5

I would like to modify a set of columns inside a data.table to be factors. If I knew the names of the columns in advance, I think this would be straightforward.

library(data.table)
dt1  <- data.table(a = (1:4), b = rep(c('a','b')), c = rep(c(0,1)))
dt1[,class(b)]
dt1[,b:=factor(b)]
dt1[,class(b)]

But I don't, and instead have a list of the variable names

vars.factors  <- c('b','c')

I can apply the factor function to them without a problem ...

lapply(vars.factors, function(x) dt1[,class(get(x))])
lapply(vars.factors, function(x) dt1[,factor(get(x))])
lapply(vars.factors, function(x) dt1[,factor(get(x))])

But I don't know how to re-assign or update the original column in the data table.

This fails ...

  lapply(vars.factors, function(x) dt1[,x:=factor(get(x))])
  # Error in get(x) : invalid first argument 

As does this ...

  lapply(vars.factors, function(x) dt1[,get(x):=factor(get(x))])
  # Error in get(x) : object 'b' not found 

NB. I tried the answer proposed here without any luck.

2

3 Answers 3

12

Yes, this is fairly straightforward:

dt1[, (vars.factors) := lapply(.SD, as.factor), .SDcols=vars.factors]

In the LHS (of := in j), we specify the names of the columns. If a column already exists, it'll be updated, else, a new column will be created. In the RHS, we loop over all the columns in .SD (which stands for Subset of Data), and we specify the columns that should be in .SD with the .SDcols argument.

Following up on comment:

Note that we need to wrap LHS with () for it to be evaluated and fetch the column names within vars.factors variable. This is because we allow the syntax

DT[, col := value]

when there's only one column to assign, by specifying the column name as a symbol (without quotes), purely for convenience. This creates a column named col and assigns value to it.

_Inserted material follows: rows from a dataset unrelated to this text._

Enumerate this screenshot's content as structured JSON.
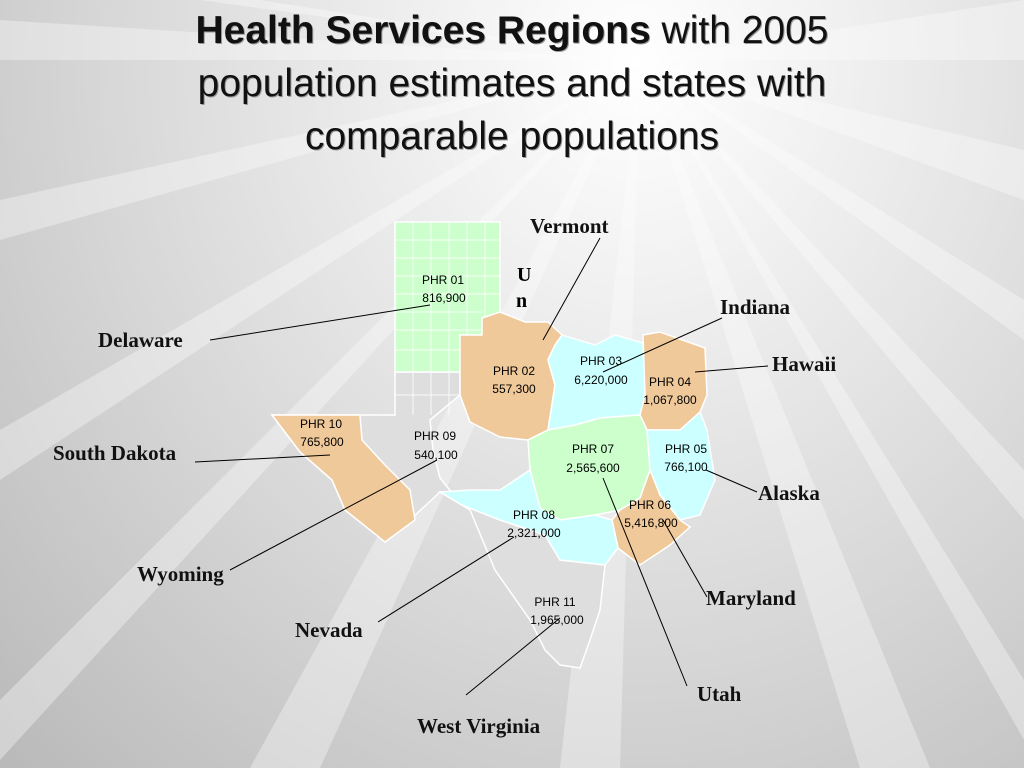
{
  "title": {
    "bold": "Health Services Regions",
    "line1_rest": " with 2005",
    "line2": "population estimates and states with",
    "line3": "comparable populations"
  },
  "regions": [
    {
      "name": "PHR 01",
      "population": "816,900",
      "color": "#ccffcc"
    },
    {
      "name": "PHR 02",
      "population": "557,300",
      "color": "#f0c99a"
    },
    {
      "name": "PHR 03",
      "population": "6,220,000",
      "color": "#ccffff"
    },
    {
      "name": "PHR 04",
      "population": "1,067,800",
      "color": "#f0c99a"
    },
    {
      "name": "PHR 05",
      "population": "766,100",
      "color": "#ccffff"
    },
    {
      "name": "PHR 06",
      "population": "5,416,800",
      "color": "#f0c99a"
    },
    {
      "name": "PHR 07",
      "population": "2,565,600",
      "color": "#ccffcc"
    },
    {
      "name": "PHR 08",
      "population": "2,321,000",
      "color": "#ccffff"
    },
    {
      "name": "PHR 09",
      "population": "540,100",
      "color": "#dedede"
    },
    {
      "name": "PHR 10",
      "population": "765,800",
      "color": "#f0c99a"
    },
    {
      "name": "PHR 11",
      "population": "1,965,000",
      "color": "#dedede"
    }
  ],
  "states": {
    "vermont": "Vermont",
    "delaware": "Delaware",
    "indiana": "Indiana",
    "hawaii": "Hawaii",
    "south_dakota": "South Dakota",
    "alaska": "Alaska",
    "wyoming": "Wyoming",
    "maryland": "Maryland",
    "nevada": "Nevada",
    "utah": "Utah",
    "west_virginia": "West Virginia"
  },
  "stray_text": {
    "top": "U",
    "bottom": "n"
  }
}
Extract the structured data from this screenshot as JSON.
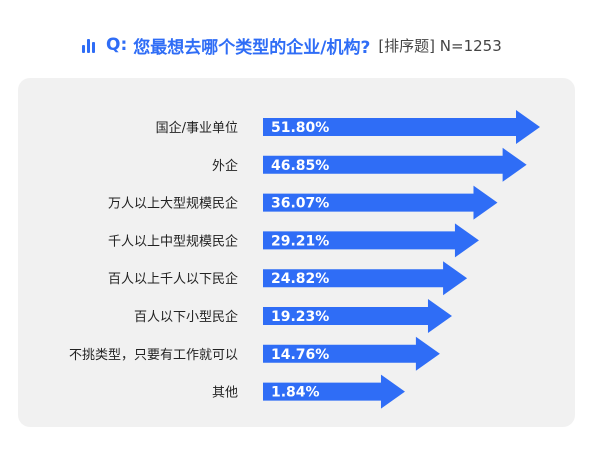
{
  "header": {
    "prefix": "Q:",
    "title": "您最想去哪个类型的企业/机构?",
    "note": "[排序题] N=1253",
    "icon": "bar-chart-icon",
    "accent_color": "#2f6df6"
  },
  "chart_data": {
    "type": "bar",
    "orientation": "horizontal",
    "categories": [
      "国企/事业单位",
      "外企",
      "万人以上大型规模民企",
      "千人以上中型规模民企",
      "百人以上千人以下民企",
      "百人以下小型民企",
      "不挑类型，只要有工作就可以",
      "其他"
    ],
    "values": [
      51.8,
      46.85,
      36.07,
      29.21,
      24.82,
      19.23,
      14.76,
      1.84
    ],
    "labels": [
      "51.80%",
      "46.85%",
      "36.07%",
      "29.21%",
      "24.82%",
      "19.23%",
      "14.76%",
      "1.84%"
    ],
    "title": "您最想去哪个类型的企业/机构?",
    "xlabel": "",
    "ylabel": "",
    "bar_color": "#2f6df6",
    "label_color": "#ffffff",
    "grid": false,
    "legend": "none"
  }
}
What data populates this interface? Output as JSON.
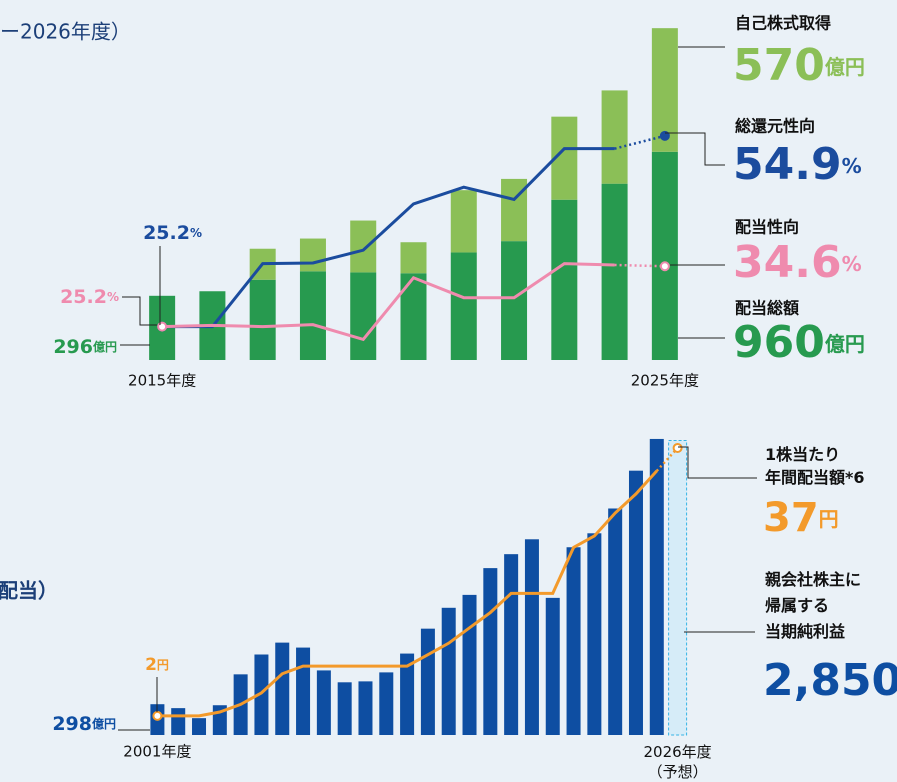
{
  "texts": [
    "ー2026年度）",
    "配当）"
  ],
  "chart_data": [
    {
      "type": "bar",
      "stacked": true,
      "categories": [
        "2015年度",
        null,
        null,
        null,
        null,
        null,
        null,
        null,
        null,
        null,
        "2025年度"
      ],
      "ylim": [
        0,
        1540
      ],
      "y2lim": [
        20,
        72
      ],
      "series": [
        {
          "name": "配当総額",
          "color": "#279a4f",
          "values": [
            296,
            317,
            370,
            409,
            404,
            400,
            496,
            548,
            739,
            813,
            960
          ],
          "value_labels": [
            "296億円",
            null,
            null,
            null,
            null,
            null,
            null,
            null,
            null,
            null,
            "960億円"
          ]
        },
        {
          "name": "自己株式取得",
          "color": "#8bbf57",
          "values": [
            null,
            null,
            143,
            151,
            239,
            143,
            287,
            287,
            383,
            430,
            570
          ],
          "value_labels": [
            null,
            null,
            null,
            null,
            null,
            null,
            null,
            null,
            null,
            null,
            "570億円"
          ]
        },
        {
          "name": "総還元性向",
          "color": "#1b4c9e",
          "type": "line",
          "axis": "y2",
          "values": [
            25.2,
            25.2,
            35.0,
            35.1,
            37.1,
            44.3,
            46.9,
            45.0,
            52.9,
            52.9,
            54.9
          ],
          "value_labels": [
            "25.2%",
            null,
            null,
            null,
            null,
            null,
            null,
            null,
            null,
            null,
            "54.9%"
          ]
        },
        {
          "name": "配当性向",
          "color": "#ef8bae",
          "type": "line",
          "axis": "y2",
          "values": [
            25.2,
            25.4,
            25.2,
            25.5,
            23.2,
            32.8,
            29.7,
            29.7,
            35.0,
            34.8,
            34.6
          ],
          "value_labels": [
            "25.2%",
            null,
            null,
            null,
            null,
            null,
            null,
            null,
            null,
            null,
            "34.6%"
          ]
        }
      ]
    },
    {
      "type": "bar",
      "categories": [
        "2001年度",
        null,
        null,
        null,
        null,
        null,
        null,
        null,
        null,
        null,
        null,
        null,
        null,
        null,
        null,
        null,
        null,
        null,
        null,
        null,
        null,
        null,
        null,
        null,
        null,
        "2026年度\n（予想）"
      ],
      "ylim": [
        0,
        3000
      ],
      "y2lim": [
        -0.5,
        40
      ],
      "series": [
        {
          "name": "親会社株主に\n帰属する\n当期純利益",
          "color": "#0e4ea2",
          "values": [
            298,
            260,
            163,
            288,
            587,
            779,
            894,
            846,
            625,
            510,
            519,
            606,
            788,
            1029,
            1231,
            1356,
            1615,
            1750,
            1894,
            1327,
            1817,
            1952,
            2192,
            2558,
            2865,
            2850
          ],
          "value_labels": [
            "298億円",
            null,
            null,
            null,
            null,
            null,
            null,
            null,
            null,
            null,
            null,
            null,
            null,
            null,
            null,
            null,
            null,
            null,
            null,
            null,
            null,
            null,
            null,
            null,
            null,
            "2,850"
          ]
        },
        {
          "name": "1株当たり\n年間配当額*6",
          "color": "#f39a2b",
          "type": "line",
          "axis": "y2",
          "values": [
            2,
            2,
            2,
            2.5,
            3.5,
            5,
            7.5,
            8.5,
            8.5,
            8.5,
            8.5,
            8.5,
            8.5,
            10,
            11.5,
            13.5,
            15.5,
            18,
            18,
            18,
            24,
            25.5,
            28.5,
            31,
            34,
            37
          ],
          "value_labels": [
            "2円",
            null,
            null,
            null,
            null,
            null,
            null,
            null,
            null,
            null,
            null,
            null,
            null,
            null,
            null,
            null,
            null,
            null,
            null,
            null,
            null,
            null,
            null,
            null,
            null,
            "37円"
          ]
        }
      ]
    }
  ]
}
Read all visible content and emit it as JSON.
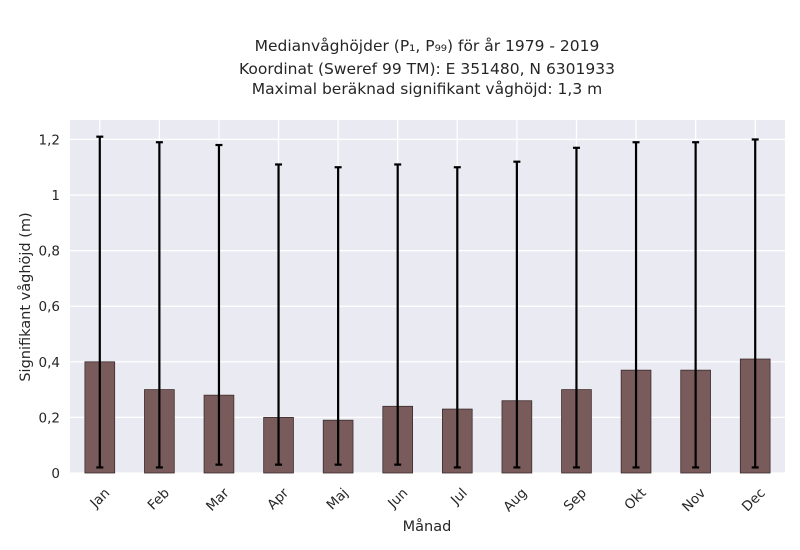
{
  "chart_data": {
    "type": "bar",
    "title_lines": [
      "Medianvåghöjder (P₁, P₉₉) för år 1979 - 2019",
      "Koordinat (Sweref 99 TM): E 351480, N 6301933",
      "Maximal beräknad signifikant våghöjd: 1,3 m"
    ],
    "xlabel": "Månad",
    "ylabel": "Signifikant våghöjd (m)",
    "categories": [
      "Jan",
      "Feb",
      "Mar",
      "Apr",
      "Maj",
      "Jun",
      "Jul",
      "Aug",
      "Sep",
      "Okt",
      "Nov",
      "Dec"
    ],
    "values": [
      0.4,
      0.3,
      0.28,
      0.2,
      0.19,
      0.24,
      0.23,
      0.26,
      0.3,
      0.37,
      0.37,
      0.41
    ],
    "error_low": [
      0.02,
      0.02,
      0.03,
      0.03,
      0.03,
      0.03,
      0.02,
      0.02,
      0.02,
      0.02,
      0.02,
      0.02
    ],
    "error_high": [
      1.21,
      1.19,
      1.18,
      1.11,
      1.1,
      1.11,
      1.1,
      1.12,
      1.17,
      1.19,
      1.19,
      1.2
    ],
    "ylim": [
      0,
      1.27
    ],
    "yticks": [
      0,
      0.2,
      0.4,
      0.6,
      0.8,
      1,
      1.2
    ],
    "ytick_labels": [
      "0",
      "0,2",
      "0,4",
      "0,6",
      "0,8",
      "1",
      "1,2"
    ],
    "grid": true,
    "colors": {
      "bar": "#7a5b5b",
      "bar_edge": "#3b2c2c",
      "plot_background": "#eaeaf2",
      "grid": "#ffffff",
      "error_bar": "#000000"
    }
  }
}
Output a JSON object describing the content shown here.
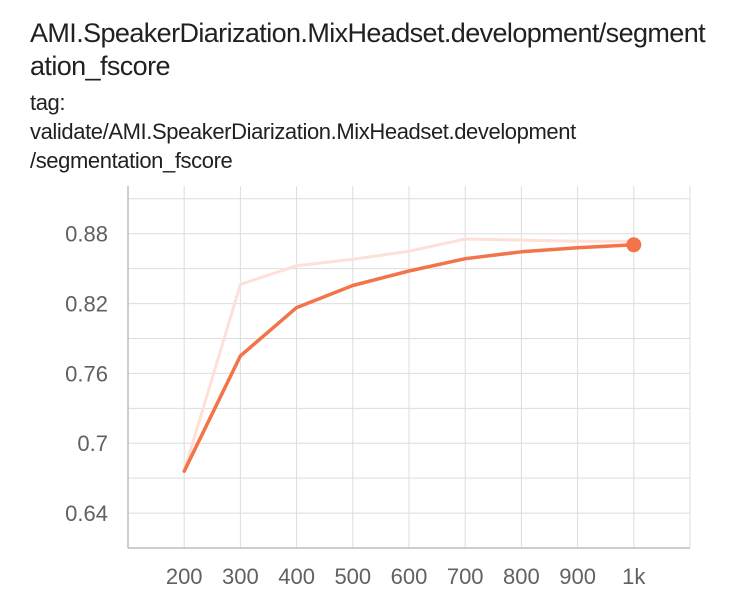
{
  "card": {
    "title": "AMI.SpeakerDiarization.MixHeadset.development/segmentation_fscore",
    "tag_prefix": "tag:",
    "tag_value_line1": "validate/AMI.SpeakerDiarization.MixHeadset.development",
    "tag_value_line2": "/segmentation_fscore"
  },
  "colors": {
    "smoothed": "#f4744a",
    "raw": "#fde1d8",
    "grid": "#dddddd",
    "axis": "#bdbdbd"
  },
  "chart_data": {
    "type": "line",
    "x": [
      200,
      300,
      400,
      500,
      600,
      700,
      800,
      900,
      1000
    ],
    "xticks": [
      200,
      300,
      400,
      500,
      600,
      700,
      800,
      900,
      1000
    ],
    "xtick_labels": [
      "200",
      "300",
      "400",
      "500",
      "600",
      "700",
      "800",
      "900",
      "1k"
    ],
    "xlim": [
      100,
      1100
    ],
    "yticks": [
      0.64,
      0.7,
      0.76,
      0.82,
      0.88
    ],
    "ytick_labels": [
      "0.64",
      "0.7",
      "0.76",
      "0.82",
      "0.88"
    ],
    "ylim": [
      0.61,
      0.921
    ],
    "grid": true,
    "series": [
      {
        "role": "raw",
        "values": [
          0.676,
          0.8365,
          0.8525,
          0.858,
          0.865,
          0.8755,
          0.8745,
          0.8735,
          0.8735
        ]
      },
      {
        "role": "smoothed",
        "values": [
          0.676,
          0.775,
          0.8165,
          0.8355,
          0.848,
          0.8585,
          0.8645,
          0.868,
          0.8705
        ]
      }
    ],
    "last_point_marker": true
  }
}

To distinguish these two cases apart, we need the (). Wrapping it with () is sufficient to identify that we really need to get the values within the variable.

2
  • Thank you - that works. I had tried this dt1[, vars.factors := lapply(.SD, function(x) factor(x)), .SDcols=vars.factors] before but it seems to do something very different. Any chance you could explain why?
    – drstevok
    Commented Oct 10, 2014 at 13:10
  • 1
    Thank you for the additional explanation
    – drstevok
    Commented Oct 10, 2014 at 13:41
2

Using data frame:

> df1 = data.frame(dt1)
> df1[,vars.factors] = data.frame(sapply(df1[,vars.factors], factor))
> dt1 = data.table(df1)

> dt1
   a b c
1: 1 1 b
2: 2 2 c
3: 3 3 b
4: 4 4 c

> str(dt1)
Classes ‘data.table’ and 'data.frame':  4 obs. of  3 variables:
 $ a: int  1 2 3 4
 $ b: Factor w/ 4 levels "1","2","3","4": 1 2 3 4
 $ c: Factor w/ 2 levels "b","c": 1 2 1 2
 - attr(*, ".internal.selfref")=<externalptr> 
2
  • The idea is nice, but this is not the way to do this. There is no need in data.frame twice here. You could do the whole thing in one line, such as dt1[vars.factors] <- lapply(setDF(dt1)[vars.factors], factor) ; setDT(dt1) Commented Oct 10, 2014 at 14:13
  • @ DavidArenburg: Your solution is elegant. I used minimal functions to get the solution.
    – rnso
    Commented Oct 10, 2014 at 14:56
1

Can also do

for (col in vars.factors) 
  set(dt, j=col, value=as.factor(dt1[[col]]))

vars.factors may be a vector of integers or character names specifying the columns to modify.